The Taliban have said that the 10 climbers shot dead in northern Pakistan were killed by a branch of the militant group set up to target foreigners.
They were forced to kneel and shot in the head, officials said, as more details emerged about Saturday's deadly assault at Nanga Parbat base camp.
Pakistan's cabinet met to discuss the attack and its impact on the country's already troubled tourist industry.
Climbers in the area of the world's ninth highest peak have been evacuated.
The Pakistani Taliban said that the new faction - named in local media reports as Junood ul-Hifsa - was set up to take revenge for drone attacks in Pakistan.
The Taliban had earlier said that the attack was in retaliation for the killing of their second-in-command, Waliur Rehman, who died in a suspected US drone strike in May.
The nationalities of the foreign victims have now been identified as American, Chinese, Ukrainian, Slovakian, Lithuanian and Nepali. One Pakistani also died.
The BBC's Orla Guerin in Islamabad says the carefully choreographed assault was the worst attack on foreigners in Pakistan in a decade.
Survivors have yet to speak publicly about the attack but more details about their ordeal have emerged from local reports and from officials.
At least 15 gunmen dressed in the uniform of local security forces carried out the attack. Even though it took place at base camp, this was at a height of 4,200m (13,779 ft) and the attackers would have had to travel for at least 18 hours by foot or by mule, correspondents say.
The attackers forced two local guides to take them to the base camp. Once they reached their destination, they rounded up the foreign climbers and staff, took passports and money, destroyed mobile phones, blindfolded them and forced them to kneel.
The gunmen separated and tied up the local Pakistani staff and told them not to attempt to raise the alarm until morning, a local official said. The attackers are believed to have left in the early hours of Sunday. It is thought that they had about six hours to make their escape.

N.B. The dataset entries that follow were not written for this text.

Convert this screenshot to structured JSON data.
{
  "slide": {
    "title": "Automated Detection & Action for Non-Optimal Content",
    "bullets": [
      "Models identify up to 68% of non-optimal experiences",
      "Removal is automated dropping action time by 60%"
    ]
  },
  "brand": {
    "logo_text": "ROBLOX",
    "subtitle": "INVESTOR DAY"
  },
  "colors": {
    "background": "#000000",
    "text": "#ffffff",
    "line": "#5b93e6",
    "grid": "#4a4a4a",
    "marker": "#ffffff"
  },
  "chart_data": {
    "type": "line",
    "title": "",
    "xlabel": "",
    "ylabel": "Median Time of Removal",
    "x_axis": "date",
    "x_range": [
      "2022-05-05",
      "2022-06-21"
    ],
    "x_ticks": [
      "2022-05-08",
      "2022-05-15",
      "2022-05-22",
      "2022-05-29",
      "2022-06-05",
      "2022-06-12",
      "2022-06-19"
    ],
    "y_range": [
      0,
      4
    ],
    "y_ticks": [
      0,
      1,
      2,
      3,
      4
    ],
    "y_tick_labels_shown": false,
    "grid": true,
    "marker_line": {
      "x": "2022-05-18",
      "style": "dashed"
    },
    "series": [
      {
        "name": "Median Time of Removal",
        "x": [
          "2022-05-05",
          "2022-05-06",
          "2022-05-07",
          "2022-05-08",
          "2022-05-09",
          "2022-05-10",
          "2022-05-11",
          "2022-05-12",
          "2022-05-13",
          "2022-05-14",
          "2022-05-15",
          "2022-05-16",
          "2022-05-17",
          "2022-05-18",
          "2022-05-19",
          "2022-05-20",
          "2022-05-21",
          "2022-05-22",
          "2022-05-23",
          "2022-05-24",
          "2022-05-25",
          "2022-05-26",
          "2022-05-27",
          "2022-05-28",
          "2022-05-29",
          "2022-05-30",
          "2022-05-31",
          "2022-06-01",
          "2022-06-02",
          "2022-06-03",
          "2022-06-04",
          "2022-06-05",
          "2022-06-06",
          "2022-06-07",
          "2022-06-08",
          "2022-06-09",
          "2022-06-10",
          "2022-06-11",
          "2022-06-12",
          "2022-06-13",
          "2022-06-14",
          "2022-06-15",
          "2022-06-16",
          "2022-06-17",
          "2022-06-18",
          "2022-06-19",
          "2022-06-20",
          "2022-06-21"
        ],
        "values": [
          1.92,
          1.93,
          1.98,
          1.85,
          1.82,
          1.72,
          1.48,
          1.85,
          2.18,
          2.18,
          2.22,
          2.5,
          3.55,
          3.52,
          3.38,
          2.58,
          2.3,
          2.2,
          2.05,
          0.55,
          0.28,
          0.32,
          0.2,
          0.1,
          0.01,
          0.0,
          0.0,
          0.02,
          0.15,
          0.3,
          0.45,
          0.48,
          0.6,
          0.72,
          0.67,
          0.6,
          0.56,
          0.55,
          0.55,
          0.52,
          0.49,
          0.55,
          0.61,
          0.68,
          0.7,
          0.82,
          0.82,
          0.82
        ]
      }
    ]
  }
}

The BBC has also been given an account by a climbing guide who was on the mountain approaching base camp on Saturday night when bursts of gunfire were heard.
The guide was warned to take cover by locals and stayed hidden on the mountain until the next morning when a Pakistani cook came rushing down in tears saying everybody had been killed.
A Chinese tourist is also known to have survived the attack, after apparently escaping from his captors.
Blow to tourism
The BBC's Orla Guerin in Islamabad says that it is clear this could not have been done without very careful planning.
Such organisation is consistent with the brazen assaults carried out by the Pakistani Taliban in the past on high security targets, our correspondent adds.
Part of the Himalayan Range, Nanga Parbat, which is 8,126m (26,660ft) above sea level, is popular with trekkers and mountaineers, especially during June and July.
The Gilgit-Baltistan region, where it is located, is famous for its natural beauty.
The attack is likely to hurt the finances of the cash-strapped Gilgit-Baltistan government which depends heavily on revenue raised from mountain expeditions.
Expeditions to Nanga Parbat have been halted, our correspondent says.
Sources have told the BBC that climbing will soon be suspended on other mountains, including K2, the world's second highest peak.
Although this is the first such attack on tourists in the region, it is being seen as a significant blow for the already struggling tourist industry in Pakistan which has suffered years of militancy.
Some 36 people have been arrested, but the authorities admit they have not captured the ringleaders of the attack. One of those in custody is a Pakistani guide who was apparently forced to lead the gunmen to their targets.